The best policy that the Trump administration can pursue in this area is one that Republicans often praise in other areas: allow the states to make their own decisions. This is essentially the policy Obama implemented with the Cole Memo, in which federal agencies are directed to take a generally hands-off approach to enforcement in states which have chosen to permit recreational use. So long as these states assure that marijuana cultivation is not contributing to violence, revenue is not being funneled to criminal organizations, and distribution to minors is prevented, the federal government should focus on more important issues.

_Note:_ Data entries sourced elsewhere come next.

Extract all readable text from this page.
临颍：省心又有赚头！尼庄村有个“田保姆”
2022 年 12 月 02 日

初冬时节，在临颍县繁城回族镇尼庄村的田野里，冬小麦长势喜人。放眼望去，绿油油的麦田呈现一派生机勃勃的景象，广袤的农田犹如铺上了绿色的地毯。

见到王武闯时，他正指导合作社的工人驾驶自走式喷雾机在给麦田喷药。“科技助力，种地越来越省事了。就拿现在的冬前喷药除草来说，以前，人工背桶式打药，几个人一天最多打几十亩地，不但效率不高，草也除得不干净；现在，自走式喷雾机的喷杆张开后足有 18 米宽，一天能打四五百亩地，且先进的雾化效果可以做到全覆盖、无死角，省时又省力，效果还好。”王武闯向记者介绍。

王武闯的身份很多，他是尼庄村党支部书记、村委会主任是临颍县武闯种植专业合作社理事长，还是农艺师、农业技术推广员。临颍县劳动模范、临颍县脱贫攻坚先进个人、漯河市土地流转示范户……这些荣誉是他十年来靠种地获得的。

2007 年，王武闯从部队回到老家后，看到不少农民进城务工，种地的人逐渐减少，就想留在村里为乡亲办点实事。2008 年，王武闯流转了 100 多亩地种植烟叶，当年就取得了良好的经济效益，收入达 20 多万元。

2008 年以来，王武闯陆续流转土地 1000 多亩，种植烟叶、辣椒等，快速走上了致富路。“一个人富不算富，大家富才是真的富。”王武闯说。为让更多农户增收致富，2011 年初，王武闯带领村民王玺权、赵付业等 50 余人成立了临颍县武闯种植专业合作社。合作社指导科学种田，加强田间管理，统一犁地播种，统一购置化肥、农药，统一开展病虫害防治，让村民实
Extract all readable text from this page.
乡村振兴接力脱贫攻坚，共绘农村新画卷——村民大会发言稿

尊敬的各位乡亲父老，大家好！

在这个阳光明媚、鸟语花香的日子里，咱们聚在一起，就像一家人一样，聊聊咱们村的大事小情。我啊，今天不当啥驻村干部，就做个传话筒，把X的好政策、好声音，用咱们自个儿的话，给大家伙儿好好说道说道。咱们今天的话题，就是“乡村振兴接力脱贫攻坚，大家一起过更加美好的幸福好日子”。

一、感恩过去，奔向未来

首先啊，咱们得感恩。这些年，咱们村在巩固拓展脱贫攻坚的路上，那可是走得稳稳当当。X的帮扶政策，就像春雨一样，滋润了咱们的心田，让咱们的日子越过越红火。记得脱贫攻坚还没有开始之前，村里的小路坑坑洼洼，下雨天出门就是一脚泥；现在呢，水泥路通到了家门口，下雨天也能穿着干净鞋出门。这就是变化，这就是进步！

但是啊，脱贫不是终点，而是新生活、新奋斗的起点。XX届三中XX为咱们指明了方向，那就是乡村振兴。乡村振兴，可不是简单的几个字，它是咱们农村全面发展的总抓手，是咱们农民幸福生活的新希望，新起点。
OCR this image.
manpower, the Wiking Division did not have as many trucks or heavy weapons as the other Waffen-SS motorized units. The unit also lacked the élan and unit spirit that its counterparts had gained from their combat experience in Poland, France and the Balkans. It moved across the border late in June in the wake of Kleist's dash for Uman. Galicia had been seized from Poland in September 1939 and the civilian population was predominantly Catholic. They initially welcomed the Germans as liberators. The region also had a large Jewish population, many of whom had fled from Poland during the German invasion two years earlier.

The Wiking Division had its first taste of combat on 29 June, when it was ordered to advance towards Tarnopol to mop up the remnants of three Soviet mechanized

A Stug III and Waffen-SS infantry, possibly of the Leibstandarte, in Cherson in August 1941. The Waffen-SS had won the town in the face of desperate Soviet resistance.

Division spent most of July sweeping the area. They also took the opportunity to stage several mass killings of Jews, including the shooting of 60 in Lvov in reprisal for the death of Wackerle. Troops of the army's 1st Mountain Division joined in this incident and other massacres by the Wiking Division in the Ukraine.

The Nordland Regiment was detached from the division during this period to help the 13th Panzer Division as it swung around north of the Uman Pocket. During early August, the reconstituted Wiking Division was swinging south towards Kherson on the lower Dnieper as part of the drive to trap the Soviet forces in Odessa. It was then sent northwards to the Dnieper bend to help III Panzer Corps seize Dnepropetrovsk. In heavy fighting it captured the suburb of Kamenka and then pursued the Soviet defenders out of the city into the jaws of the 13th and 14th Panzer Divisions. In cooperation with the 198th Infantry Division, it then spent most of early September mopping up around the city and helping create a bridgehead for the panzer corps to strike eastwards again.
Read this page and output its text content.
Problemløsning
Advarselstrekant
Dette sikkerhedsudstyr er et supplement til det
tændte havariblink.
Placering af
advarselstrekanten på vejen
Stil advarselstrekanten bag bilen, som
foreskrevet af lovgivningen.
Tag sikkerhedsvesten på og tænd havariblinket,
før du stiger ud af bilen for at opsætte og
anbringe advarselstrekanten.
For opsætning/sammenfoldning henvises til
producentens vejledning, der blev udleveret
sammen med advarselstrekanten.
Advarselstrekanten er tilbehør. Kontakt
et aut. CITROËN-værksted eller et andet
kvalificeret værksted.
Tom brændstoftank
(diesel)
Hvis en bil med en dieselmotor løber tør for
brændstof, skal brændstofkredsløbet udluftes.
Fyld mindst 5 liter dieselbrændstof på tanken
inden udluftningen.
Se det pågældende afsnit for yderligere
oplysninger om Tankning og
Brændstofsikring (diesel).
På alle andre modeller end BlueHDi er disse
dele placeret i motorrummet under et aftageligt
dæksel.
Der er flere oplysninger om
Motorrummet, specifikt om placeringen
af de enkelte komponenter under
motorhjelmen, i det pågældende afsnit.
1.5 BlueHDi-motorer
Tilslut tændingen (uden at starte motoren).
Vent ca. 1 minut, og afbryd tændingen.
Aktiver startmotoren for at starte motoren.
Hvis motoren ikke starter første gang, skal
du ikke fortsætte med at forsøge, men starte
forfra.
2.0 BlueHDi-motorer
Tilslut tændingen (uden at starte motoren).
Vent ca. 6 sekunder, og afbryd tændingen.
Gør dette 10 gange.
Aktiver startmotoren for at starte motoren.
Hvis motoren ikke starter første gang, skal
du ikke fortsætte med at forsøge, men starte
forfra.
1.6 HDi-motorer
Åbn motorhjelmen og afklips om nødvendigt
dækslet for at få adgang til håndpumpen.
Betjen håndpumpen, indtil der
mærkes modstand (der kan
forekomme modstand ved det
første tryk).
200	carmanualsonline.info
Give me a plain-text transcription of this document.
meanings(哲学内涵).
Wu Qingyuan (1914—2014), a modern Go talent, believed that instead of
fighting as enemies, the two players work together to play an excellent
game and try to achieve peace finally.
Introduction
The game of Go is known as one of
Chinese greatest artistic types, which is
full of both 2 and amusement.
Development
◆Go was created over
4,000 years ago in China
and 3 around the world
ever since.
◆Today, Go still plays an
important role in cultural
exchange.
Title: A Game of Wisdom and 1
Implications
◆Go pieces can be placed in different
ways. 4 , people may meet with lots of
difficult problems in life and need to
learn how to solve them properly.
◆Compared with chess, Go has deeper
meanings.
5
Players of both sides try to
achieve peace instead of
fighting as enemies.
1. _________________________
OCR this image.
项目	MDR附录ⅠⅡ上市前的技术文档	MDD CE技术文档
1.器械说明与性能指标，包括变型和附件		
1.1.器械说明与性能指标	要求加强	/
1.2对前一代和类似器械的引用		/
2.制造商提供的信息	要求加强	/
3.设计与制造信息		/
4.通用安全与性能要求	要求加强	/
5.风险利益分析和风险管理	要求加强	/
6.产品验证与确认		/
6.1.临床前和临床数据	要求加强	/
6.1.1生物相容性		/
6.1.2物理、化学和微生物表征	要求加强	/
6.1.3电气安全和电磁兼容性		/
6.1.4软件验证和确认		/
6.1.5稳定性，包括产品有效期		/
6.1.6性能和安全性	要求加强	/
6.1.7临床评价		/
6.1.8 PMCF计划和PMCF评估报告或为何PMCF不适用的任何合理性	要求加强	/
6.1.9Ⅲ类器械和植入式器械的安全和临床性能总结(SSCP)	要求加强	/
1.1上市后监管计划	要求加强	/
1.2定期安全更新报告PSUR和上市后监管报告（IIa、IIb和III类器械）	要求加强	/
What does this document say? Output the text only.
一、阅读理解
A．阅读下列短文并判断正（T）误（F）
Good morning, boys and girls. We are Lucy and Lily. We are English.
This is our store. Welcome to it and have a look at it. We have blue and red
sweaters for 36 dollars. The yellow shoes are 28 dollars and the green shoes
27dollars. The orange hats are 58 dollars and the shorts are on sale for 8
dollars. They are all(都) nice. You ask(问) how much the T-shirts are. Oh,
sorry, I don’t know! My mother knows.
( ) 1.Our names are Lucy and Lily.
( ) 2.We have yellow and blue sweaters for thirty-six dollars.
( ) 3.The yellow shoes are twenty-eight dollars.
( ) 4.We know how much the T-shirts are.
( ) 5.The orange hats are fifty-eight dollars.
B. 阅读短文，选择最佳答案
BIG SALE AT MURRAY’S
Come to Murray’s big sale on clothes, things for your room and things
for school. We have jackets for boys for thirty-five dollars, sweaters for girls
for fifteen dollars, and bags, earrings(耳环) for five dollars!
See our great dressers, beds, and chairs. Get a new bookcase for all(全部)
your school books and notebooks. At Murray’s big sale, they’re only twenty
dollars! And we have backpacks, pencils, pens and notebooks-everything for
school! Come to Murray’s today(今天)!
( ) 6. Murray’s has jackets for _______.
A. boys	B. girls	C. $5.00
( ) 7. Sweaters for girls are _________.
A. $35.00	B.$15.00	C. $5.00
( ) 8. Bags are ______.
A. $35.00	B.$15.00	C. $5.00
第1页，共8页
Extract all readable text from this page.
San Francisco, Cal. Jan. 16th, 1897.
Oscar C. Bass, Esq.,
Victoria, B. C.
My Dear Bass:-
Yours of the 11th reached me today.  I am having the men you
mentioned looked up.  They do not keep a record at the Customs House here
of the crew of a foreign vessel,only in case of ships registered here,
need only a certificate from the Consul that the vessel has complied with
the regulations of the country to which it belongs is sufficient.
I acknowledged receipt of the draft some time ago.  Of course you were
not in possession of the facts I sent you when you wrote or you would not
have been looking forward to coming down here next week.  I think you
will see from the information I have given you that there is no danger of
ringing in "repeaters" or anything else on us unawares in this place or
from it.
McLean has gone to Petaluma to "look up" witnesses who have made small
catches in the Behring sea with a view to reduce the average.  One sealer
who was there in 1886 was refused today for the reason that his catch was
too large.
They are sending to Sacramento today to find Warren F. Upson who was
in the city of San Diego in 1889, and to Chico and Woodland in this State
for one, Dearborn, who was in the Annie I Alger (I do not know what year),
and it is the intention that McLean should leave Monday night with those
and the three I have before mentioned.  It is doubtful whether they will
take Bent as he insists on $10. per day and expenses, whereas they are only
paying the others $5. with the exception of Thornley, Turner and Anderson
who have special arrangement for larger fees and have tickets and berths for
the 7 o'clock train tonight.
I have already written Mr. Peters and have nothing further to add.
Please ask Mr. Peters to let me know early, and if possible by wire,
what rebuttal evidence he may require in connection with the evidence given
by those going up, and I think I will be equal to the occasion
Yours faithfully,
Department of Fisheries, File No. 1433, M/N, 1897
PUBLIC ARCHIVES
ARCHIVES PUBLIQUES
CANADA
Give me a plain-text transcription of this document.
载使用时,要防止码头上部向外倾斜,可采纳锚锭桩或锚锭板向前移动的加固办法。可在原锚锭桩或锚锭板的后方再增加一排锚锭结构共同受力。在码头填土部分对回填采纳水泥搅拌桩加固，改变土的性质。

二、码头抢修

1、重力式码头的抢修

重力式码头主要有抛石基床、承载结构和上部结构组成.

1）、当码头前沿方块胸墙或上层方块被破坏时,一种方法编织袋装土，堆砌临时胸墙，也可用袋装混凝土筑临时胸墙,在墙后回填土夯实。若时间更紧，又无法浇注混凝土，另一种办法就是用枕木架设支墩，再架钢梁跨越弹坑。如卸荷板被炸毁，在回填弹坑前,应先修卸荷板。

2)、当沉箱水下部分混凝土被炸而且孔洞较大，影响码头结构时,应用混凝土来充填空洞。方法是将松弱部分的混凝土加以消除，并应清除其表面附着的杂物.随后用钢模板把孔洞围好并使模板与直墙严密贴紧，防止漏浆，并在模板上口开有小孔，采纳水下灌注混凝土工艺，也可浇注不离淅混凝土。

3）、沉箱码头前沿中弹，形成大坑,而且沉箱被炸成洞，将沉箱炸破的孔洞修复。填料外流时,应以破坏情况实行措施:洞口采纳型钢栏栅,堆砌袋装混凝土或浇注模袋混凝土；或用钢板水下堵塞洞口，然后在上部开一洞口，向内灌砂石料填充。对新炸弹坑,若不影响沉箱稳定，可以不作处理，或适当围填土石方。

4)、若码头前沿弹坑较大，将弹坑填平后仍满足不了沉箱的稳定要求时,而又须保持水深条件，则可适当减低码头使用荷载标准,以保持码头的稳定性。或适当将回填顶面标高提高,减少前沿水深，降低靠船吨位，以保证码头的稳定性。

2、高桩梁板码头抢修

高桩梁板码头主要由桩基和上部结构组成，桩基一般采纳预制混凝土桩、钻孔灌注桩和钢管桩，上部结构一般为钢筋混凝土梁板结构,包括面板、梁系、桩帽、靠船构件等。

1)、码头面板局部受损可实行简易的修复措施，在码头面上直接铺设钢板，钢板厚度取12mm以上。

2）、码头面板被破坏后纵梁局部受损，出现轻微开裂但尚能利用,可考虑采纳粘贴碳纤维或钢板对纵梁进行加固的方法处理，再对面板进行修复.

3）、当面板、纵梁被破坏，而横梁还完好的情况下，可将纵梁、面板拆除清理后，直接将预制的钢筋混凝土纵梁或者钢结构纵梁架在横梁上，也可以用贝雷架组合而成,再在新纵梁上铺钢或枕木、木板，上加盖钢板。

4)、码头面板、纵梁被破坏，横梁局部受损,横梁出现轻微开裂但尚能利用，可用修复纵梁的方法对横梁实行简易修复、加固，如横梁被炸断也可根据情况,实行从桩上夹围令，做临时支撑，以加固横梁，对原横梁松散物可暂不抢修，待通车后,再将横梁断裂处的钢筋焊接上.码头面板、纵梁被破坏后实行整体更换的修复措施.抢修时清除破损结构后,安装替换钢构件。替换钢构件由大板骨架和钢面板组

On another note, it is worth recognizing the economic benefit that marijuana cultivation has provided to the states. In 2016, marijuana was a billion-dollar industry for Colorado, and the state collected over $150 million in tax revenue as a result, some of which is specifically set aside to fund construction projects at public schools. If a state chooses to legitimize and tax an industry that will exist anyway, and doing so has not been demonstrated to cause any significant rises in crime rates, it seems reasonable to allow the residents of the state to make that decision.
Regardless of whether or not marijuana is illegal on the federal level, the current administration will do the most good by dedicating time and resources to other issues.